Not All Samples Are Created Equal: Deep Learning with Importance Sampling
Angelos Katharopoulos, François Fleuret
TL;DR
Deep neural network training spends substantial computation on uninformative samples. The authors introduce a principled importance sampling method based on a computable upper bound of the per-sample gradient norm, enabling variance reduction and a principled trigger to switch sampling on only when it yields speedups. The bound is inexpensive to compute via a forward pass and is paired with a pre-sampling strategy to estimate the impact on variance and wall-clock time. Across image classification, fine-tuning, and sequence modeling, the method delivers meaningful wall-clock speedups and improved generalization compared to uniform or loss-based sampling, demonstrating practical benefits for DL training efficiency.
Abstract
Deep neural network training spends most of the computation on examples that are properly handled, and could be ignored. We propose to mitigate this phenomenon with a principled importance sampling scheme that focuses computation on "informative" examples, and reduces the variance of the stochastic gradients during training.

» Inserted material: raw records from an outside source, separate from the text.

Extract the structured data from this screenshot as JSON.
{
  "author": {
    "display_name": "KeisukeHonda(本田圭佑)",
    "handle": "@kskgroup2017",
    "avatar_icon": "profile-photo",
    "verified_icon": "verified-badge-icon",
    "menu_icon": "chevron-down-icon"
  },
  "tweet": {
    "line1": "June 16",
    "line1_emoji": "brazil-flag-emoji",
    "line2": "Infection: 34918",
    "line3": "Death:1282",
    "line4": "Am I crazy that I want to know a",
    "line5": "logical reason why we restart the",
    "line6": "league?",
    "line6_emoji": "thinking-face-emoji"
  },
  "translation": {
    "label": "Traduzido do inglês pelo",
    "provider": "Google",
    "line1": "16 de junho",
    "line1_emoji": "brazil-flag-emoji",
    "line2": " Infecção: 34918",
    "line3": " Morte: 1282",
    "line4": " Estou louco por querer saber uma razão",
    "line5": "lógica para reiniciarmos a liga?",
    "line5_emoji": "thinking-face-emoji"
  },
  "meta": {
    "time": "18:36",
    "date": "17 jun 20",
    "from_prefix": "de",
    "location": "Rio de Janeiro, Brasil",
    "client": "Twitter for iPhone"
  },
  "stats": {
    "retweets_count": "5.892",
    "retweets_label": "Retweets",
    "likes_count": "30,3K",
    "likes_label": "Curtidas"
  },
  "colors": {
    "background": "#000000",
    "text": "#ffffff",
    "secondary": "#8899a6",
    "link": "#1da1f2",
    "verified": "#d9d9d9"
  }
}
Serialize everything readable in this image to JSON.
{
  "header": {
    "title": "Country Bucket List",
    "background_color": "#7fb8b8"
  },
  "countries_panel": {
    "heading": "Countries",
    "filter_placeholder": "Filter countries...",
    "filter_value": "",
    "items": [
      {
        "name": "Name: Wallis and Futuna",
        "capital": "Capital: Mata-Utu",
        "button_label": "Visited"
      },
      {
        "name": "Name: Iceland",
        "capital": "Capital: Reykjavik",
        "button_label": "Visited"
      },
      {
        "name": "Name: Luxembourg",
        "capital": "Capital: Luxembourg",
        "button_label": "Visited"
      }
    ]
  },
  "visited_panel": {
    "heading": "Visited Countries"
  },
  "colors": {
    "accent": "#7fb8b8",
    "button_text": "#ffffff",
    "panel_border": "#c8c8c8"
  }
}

Our contribution is twofold: first, we derive a tractable upper bound to the per-sample gradient norm, and second we derive an estimator of the variance reduction achieved with importance sampling, which enables us to switch it on when it will result in an actual speedup. The resulting scheme can be used by changing a few lines of code in a standard SGD procedure, and we demonstrate experimentally, on image classification, CNN fine-tuning, and RNN training, that for a fixed wall-clock time budget, it provides a reduction of the train losses of up to an order of magnitude and a relative improvement of test errors between 5% and 17%.